Date of Award

2014

Degree Type

Dissertation

Degree Name

Doctor of Philosophy (PhD)

Graduate Group

Management

First Advisor

Adam M. Grant

Abstract

Intrinsic motivation is widely viewed as a major force behind performance and creativity, and much scholarly attention has been paid to the positive effects of intrinsic motivation. However, while existing research has examined how intrinsic motivation in one task affects performance in that task, little research has examined how intrinsic motivation in one task affects performance in one's other tasks in a multiple-task environment. This is an important question as workplaces are increasingly becoming a multiple-task environment where one task's dynamics are influenced by another task's dynamics.

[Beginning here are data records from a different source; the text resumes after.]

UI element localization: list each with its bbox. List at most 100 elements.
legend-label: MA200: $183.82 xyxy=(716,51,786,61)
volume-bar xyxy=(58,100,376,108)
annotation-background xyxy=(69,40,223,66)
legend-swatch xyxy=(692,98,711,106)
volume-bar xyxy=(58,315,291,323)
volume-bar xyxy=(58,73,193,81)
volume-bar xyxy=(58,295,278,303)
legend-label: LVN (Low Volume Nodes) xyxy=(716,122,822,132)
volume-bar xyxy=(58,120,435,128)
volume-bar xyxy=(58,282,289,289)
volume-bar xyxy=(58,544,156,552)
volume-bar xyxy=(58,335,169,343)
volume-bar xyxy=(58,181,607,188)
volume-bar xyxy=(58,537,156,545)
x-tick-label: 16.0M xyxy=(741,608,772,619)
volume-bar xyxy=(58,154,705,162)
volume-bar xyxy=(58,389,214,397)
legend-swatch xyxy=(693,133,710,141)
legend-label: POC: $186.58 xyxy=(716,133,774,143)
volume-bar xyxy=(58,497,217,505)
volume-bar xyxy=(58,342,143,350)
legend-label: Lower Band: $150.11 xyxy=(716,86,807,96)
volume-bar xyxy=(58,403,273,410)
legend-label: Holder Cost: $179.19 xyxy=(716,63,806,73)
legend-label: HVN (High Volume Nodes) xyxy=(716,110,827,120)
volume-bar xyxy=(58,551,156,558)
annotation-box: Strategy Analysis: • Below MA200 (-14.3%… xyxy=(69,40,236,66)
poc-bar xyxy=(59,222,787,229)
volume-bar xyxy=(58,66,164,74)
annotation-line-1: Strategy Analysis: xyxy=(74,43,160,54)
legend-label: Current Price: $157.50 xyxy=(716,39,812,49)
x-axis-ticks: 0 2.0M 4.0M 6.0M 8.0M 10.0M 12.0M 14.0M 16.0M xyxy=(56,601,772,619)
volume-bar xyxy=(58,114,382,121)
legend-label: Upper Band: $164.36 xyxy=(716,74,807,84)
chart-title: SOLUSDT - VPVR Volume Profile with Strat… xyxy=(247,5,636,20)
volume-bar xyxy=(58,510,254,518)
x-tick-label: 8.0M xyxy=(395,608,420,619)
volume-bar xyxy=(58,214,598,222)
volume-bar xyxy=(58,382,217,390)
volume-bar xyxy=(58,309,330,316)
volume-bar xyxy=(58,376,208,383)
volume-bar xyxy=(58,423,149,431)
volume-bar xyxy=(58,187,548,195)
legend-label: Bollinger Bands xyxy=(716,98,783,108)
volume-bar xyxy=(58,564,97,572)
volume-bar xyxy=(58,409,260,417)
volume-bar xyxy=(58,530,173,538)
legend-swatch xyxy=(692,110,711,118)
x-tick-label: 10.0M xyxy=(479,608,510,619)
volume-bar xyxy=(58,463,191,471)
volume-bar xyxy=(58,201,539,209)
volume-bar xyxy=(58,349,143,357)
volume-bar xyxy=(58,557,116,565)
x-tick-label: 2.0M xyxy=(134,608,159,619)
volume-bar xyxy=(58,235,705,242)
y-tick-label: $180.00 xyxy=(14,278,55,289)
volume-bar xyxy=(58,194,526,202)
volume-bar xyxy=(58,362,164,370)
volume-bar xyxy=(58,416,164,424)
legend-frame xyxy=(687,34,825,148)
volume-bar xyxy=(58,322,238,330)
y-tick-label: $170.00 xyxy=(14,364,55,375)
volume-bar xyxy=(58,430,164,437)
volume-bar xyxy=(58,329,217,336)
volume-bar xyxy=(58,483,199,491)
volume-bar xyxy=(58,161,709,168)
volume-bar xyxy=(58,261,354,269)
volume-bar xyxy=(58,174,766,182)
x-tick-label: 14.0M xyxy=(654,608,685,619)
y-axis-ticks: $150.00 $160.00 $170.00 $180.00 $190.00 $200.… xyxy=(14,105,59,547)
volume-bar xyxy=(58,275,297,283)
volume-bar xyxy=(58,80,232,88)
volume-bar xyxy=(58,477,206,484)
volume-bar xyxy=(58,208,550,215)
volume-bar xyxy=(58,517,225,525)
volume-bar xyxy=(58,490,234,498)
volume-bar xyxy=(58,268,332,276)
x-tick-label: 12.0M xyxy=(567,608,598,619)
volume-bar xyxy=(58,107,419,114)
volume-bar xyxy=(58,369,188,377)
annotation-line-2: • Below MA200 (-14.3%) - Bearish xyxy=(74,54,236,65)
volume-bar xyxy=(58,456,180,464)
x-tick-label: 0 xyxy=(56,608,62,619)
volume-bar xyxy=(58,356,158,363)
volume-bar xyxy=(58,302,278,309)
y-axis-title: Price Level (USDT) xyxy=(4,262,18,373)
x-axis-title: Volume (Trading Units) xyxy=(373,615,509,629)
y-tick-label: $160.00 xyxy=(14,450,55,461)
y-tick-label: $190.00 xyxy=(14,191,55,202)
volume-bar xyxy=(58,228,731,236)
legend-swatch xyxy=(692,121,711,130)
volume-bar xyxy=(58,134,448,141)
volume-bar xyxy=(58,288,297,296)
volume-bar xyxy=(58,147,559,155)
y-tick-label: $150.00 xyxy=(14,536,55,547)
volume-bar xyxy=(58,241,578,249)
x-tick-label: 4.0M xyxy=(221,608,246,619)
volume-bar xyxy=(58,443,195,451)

In this dissertation, I explore the nature of the cross-task effects of intrinsic motivation. The main hypothesis is that intrinsic motivation in one task has a curvilinear relationship with performance in one's other tasks such that when intrinsic motivation in the focal task is medium, it helps performance in one's other tasks whereas when intrinsic motivation in the focal task is high, it hurts performance in one's other tasks. Under medium intrinsic motivation in the focal task, spillover of energy savings and positive affect prevails between the focal task and other tasks, but under high intrinsic motivation in the focal task, contrast and goal shielding effects prevail blocking the motivation and attention for the other tasks. Across three studies (one laboratory experiment and two field studies), I find that intrinsic motivation in a task indeed has curvilinear effects on performance in one's other tasks as well as overall performance variance across tasks, especially with high polychronicity. The theory and findings of this dissertation enhance our understanding of the complexities of intrinsic motivation and advance knowledge about motivation and performance management.